In the merger agreement, Yahoo! states that “there have not been any incidents of, or third-party claims alleging” security breaches or thefts of user data that might result in a major change to the value of the company.
More likely, Quinn said, Verizon could pressure Yahoo! to renegotiate the terms of the deal. “They go to court, or threaten to go to court, and renegotiate the price,” he said. “That can be a very winning strategy.”
Like any big company contemplating an acquisition, Verizon performed due diligence on Yahoo! before it agreed to the deal. It was not immediately clear, however, how seriously it took security issues during that process.
But Verizon would have known Yahoo! has a history of breaches. In 2012, Yahoo said that more than 450,000 user accounts had been hacked.
Such issues are increasingly pertinent to mergers and acquisitions.
Verizon is purchasing Yahoo! in the hope that the internet portal will make it a major player in the digital media business, positioning the company to compete with Google and Facebook for ad dollars.

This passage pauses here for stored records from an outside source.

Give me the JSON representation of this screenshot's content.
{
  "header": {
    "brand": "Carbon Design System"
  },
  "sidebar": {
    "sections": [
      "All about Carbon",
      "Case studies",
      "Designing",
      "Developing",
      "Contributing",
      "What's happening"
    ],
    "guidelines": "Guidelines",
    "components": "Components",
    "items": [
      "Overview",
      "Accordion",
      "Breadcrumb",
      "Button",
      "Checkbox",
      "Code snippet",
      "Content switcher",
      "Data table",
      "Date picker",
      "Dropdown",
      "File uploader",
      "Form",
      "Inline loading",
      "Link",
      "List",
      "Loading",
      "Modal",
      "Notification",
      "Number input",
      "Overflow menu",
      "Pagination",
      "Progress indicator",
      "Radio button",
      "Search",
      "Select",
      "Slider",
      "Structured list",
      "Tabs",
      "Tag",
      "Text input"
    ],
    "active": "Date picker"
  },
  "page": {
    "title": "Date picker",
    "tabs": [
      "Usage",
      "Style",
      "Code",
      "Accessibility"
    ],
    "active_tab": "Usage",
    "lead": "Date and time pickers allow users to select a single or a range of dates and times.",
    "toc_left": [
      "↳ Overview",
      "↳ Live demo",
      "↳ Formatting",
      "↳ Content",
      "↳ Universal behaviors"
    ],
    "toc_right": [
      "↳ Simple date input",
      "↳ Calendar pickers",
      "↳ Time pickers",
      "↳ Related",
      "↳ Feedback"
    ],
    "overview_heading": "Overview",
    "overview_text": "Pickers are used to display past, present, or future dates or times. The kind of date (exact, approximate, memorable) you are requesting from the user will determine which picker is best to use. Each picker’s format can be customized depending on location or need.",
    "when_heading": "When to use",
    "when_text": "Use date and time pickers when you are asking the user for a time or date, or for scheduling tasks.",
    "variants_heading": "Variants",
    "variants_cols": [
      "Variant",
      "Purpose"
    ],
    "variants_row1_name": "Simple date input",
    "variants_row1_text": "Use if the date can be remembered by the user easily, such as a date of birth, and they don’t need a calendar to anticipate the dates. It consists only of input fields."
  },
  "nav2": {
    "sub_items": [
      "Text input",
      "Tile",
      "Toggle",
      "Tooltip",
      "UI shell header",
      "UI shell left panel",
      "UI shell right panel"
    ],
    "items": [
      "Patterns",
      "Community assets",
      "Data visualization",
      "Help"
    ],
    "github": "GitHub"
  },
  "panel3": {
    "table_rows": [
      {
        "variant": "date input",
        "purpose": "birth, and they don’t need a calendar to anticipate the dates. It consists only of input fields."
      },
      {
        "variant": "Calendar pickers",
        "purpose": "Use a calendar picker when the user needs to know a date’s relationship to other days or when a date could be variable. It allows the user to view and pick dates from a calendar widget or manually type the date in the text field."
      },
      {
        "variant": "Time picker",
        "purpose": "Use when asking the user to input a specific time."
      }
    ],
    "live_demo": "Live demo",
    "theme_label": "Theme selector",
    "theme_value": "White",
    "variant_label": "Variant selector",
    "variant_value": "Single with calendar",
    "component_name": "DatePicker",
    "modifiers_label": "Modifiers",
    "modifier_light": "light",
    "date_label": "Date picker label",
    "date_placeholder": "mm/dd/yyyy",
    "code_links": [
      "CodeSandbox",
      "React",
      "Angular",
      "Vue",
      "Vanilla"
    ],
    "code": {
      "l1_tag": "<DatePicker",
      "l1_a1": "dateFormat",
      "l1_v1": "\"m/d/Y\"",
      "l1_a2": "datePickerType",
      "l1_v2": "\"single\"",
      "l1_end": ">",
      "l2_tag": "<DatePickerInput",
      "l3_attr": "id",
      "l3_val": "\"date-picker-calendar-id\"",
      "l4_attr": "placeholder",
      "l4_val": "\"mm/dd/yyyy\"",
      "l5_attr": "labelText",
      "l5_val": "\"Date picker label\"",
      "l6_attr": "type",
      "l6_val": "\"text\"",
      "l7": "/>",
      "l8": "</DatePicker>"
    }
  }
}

The biggest wireless carrier in the United States, with roots going back to the first telephone call in history, Verizon is facing declining revenue and is looking to Silicon Valley for growth.
Those motivations are unlikely to have changed in the course of two months. But it remains unclear whether this new information has made Yahoo! a less desirable acquisition target.
Some of Verizon’s executives have indicated they may be up to the challenge of a big hack. In a recent talk at Penn State University, McMahon, the telecom company’s chief information security officer, suggested that she relished the catand-mouse game between hackers and companies.
“I love security,” she said. “I love the offense and the defense of it. The bad guys are innovating just as much as the good guys in terms of their defense. Our job as defenders is to see all that.”